Mr Templeton, then, had refused, as a point of conscience, to pay the church-rate when the collector went round to demand it; had been summoned before a magistrate in consequence; had suffered a default; and, proceedings being pushed from the first in all the pride of Mr Brownrigg’s legality, had on this very day been visited by the churchwarden, accompanied by a broker from the neighbouring town of Addicehead, and at the very time when I was hearing of the fact was suffering distraint of his goods. The porcine head of the churchwarden was not on his shoulders by accident, nor without significance.

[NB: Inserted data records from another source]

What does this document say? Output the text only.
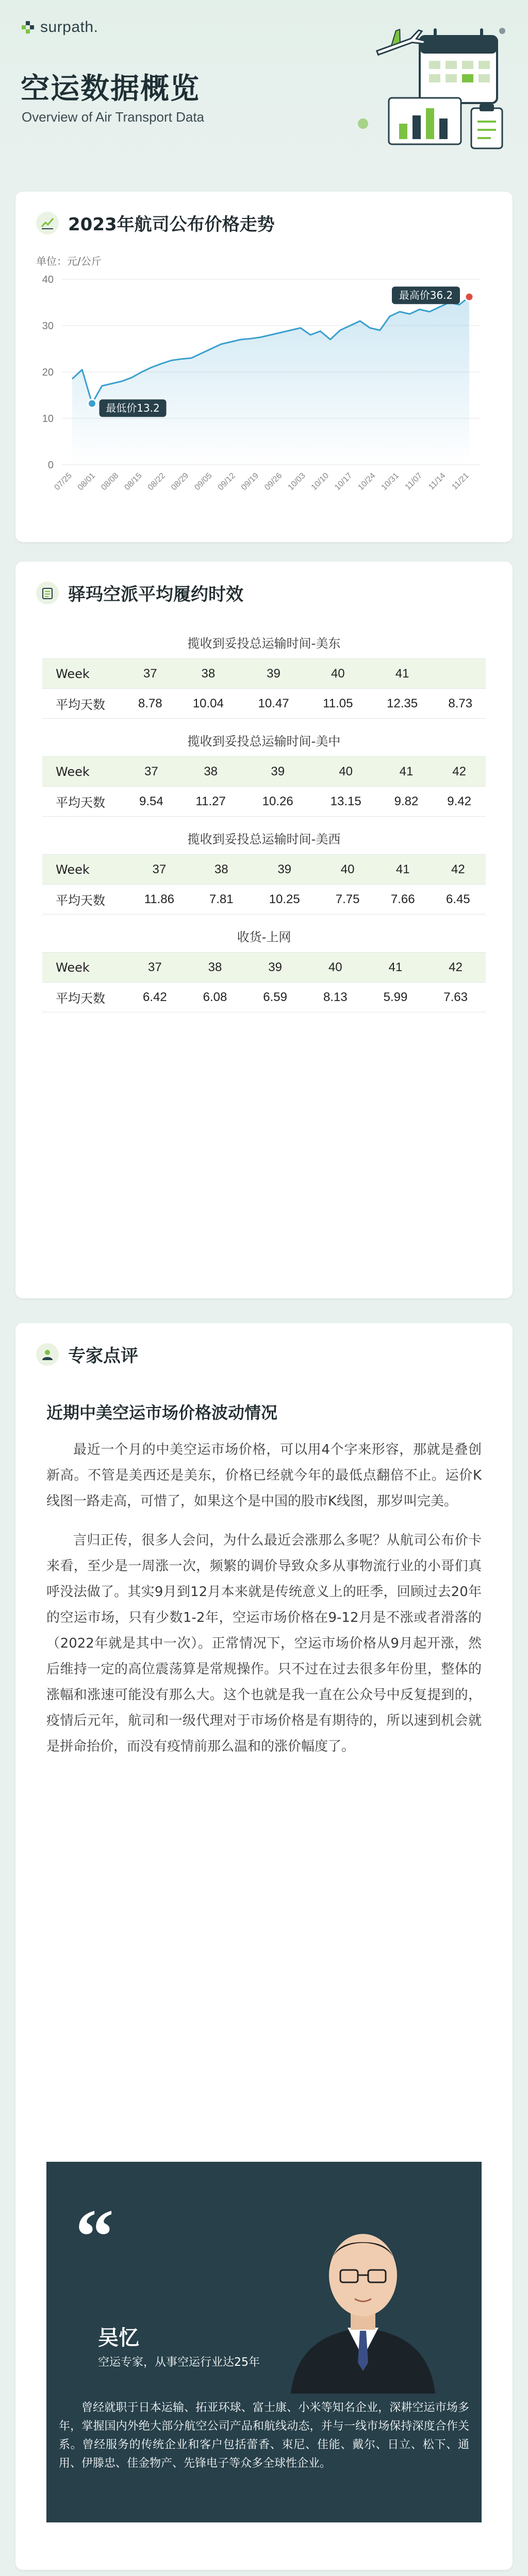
surpath.
空运数据概览
Overview of Air Transport Data
2023年航司公布价格走势
单位：元/公斤
0
10
20
30
40
07/25 08/01 08/08 08/15 08/22 08/29 09/05 09/12 09/19 09/26 10/03 10/10 10/17 10/24 10/31 11/07 11/14 11/21
最低价13.2
最高价36.2
驿玛空派平均履约时效
揽收到妥投总运输时间-美东
Week	37	38	39	40	41	
平均天数	8.78	10.04	10.47	11.05	12.35	8.73
揽收到妥投总运输时间-美中
Week	37	38	39	40	41	42
平均天数	9.54	11.27	10.26	13.15	9.82	9.42
揽收到妥投总运输时间-美西
Week	37	38	39	40	41	42
平均天数	11.86	7.81	10.25	7.75	7.66	6.45
收货-上网
Week	37	38	39	40	41	42
平均天数	6.42	6.08	6.59	8.13	5.99	7.63
专家点评
近期中美空运市场价格波动情况

最近一个月的中美空运市场价格，可以用4个字来形容，那就是叠创新高。不管是美西还是美东，价格已经就今年的最低点翻倍不止。运价K线图一路走高，可惜了，如果这个是中国的股市K线图，那岁叫完美。

言归正传，很多人会问，为什么最近会涨那么多呢？从航司公布价卡来看，至少是一周涨一次，频繁的调价导致众多从事物流行业的小哥们真呼没法做了。其实9月到12月本来就是传统意义上的旺季，回顾过去20年的空运市场，只有少数1-2年，空运市场价格在9-12月是不涨或者滑落的（2022年就是其中一次）。正常情况下，空运市场价格从9月起开涨，然后维持一定的高位震荡算是常规操作。只不过在过去很多年份里，整体的涨幅和涨速可能没有那么大。这个也就是我一直在公众号中反复提到的，疫情后元年，航司和一级代理对于市场价格是有期待的，所以速到机会就是拼命抬价，而没有疫情前那么温和的涨价幅度了。

“
吴忆
空运专家，从事空运行业达25年
曾经就职于日本运输、拓亚环球、富士康、小米等知名企业，深耕空运市场多年，掌握国内外绝大部分航空公司产品和航线动态，并与一线市场保持深度合作关系。曾经服务的传统企业和客户包括蕾香、束尼、佳能、戴尔、日立、松下、通用、伊滕忠、佳金物产、先锋电子等众多全球性企业。
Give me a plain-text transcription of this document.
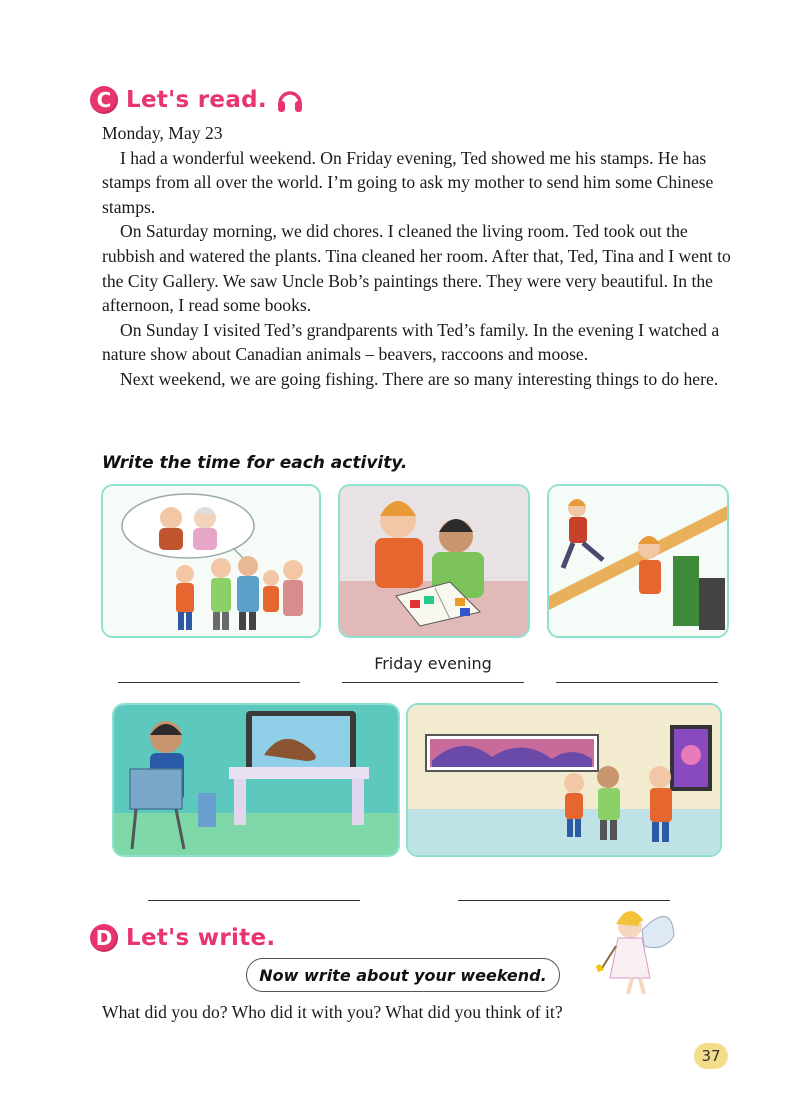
C Let's read.

Monday, May 23

I had a wonderful weekend. On Friday evening, Ted showed me his stamps. He has stamps from all over the world. I’m going to ask my mother to send him some Chinese stamps.

On Saturday morning, we did chores. I cleaned the living room. Ted took out the rubbish and watered the plants. Tina cleaned her room. After that, Ted, Tina and I went to the City Gallery. We saw Uncle Bob’s paintings there. They were very beautiful. In the afternoon, I read some books.

On Sunday I visited Ted’s grandparents with Ted’s family. In the evening I watched a nature show about Canadian animals – beavers, raccoons and moose.

Next weekend, we are going fishing. There are so many interesting things to do here.

Write the time for each activity.
Friday evening
D Let's write.
Now write about your weekend.
What did you do? Who did it with you? What did you think of it?
37
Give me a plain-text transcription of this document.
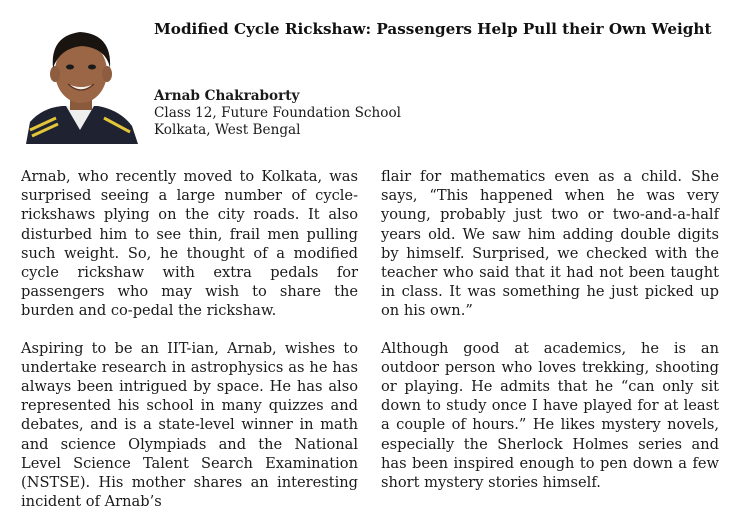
Modified Cycle Rickshaw: Passengers Help Pull their Own Weight
Arnab Chakraborty
Class 12, Future Foundation School
Kolkata, West Bengal

Arnab, who recently moved to Kolkata, was surprised seeing a large number of cycle-rickshaws plying on the city roads. It also disturbed him to see thin, frail men pulling such weight. So, he thought of a modified cycle rickshaw with extra pedals for passengers who may wish to share the burden and co-pedal the rickshaw.

Aspiring to be an IIT-ian, Arnab, wishes to undertake research in astrophysics as he has always been intrigued by space. He has also represented his school in many quizzes and debates, and is a state-level winner in math and science Olympiads and the National Level Science Talent Search Examination (NSTSE). His mother shares an interesting incident of Arnab’s

flair for mathematics even as a child. She says, “This happened when he was very young, probably just two or two-and-a-half years old. We saw him adding double digits by himself. Surprised, we checked with the teacher who said that it had not been taught in class. It was something he just picked up on his own.”

Although good at academics, he is an outdoor person who loves trekking, shooting or playing. He admits that he “can only sit down to study once I have played for at least a couple of hours.” He likes mystery novels, especially the Sherlock Holmes series and has been inspired enough to pen down a few short mystery stories himself.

But I did not wait to understand all this now. It was enough for me that Tom bore witness to the fact that at that moment proceedings were thus driven to extremity. I rang the bell for my boots, and, to the open-mouthed dismay of Mrs Pearson, left the vicarage leaning on Tom’s arm. But such was the commotion in my mind, that I had become quite unconscious of illness or even feebleness. Hurrying on in more terror than I can well express lest I should be too late, I reached Mr Templeton’s house just as a small mahogany table was being hoisted into a spring-cart which stood at the door. Breathless with haste, I was yet able to call out,—
“Put that table down directly.”
At the same moment Mr Brownrigg appeared from within the door. He approached with the self-satisfied look of a man who has done his duty, and is proud of it. I think he had not heard me.
“You see I’m prompt, Mr Walton,” he said. “But, bless my soul, how ill you look!”
Without answering him—for I was more angry with him than I ought to have been—I repeated—
“Put that table down, I tell you.”
They did so.
“Now,” I said, “carry it back into the house.”
“Why, sir,” interposed Mr Brownrigg, “it’s all right.”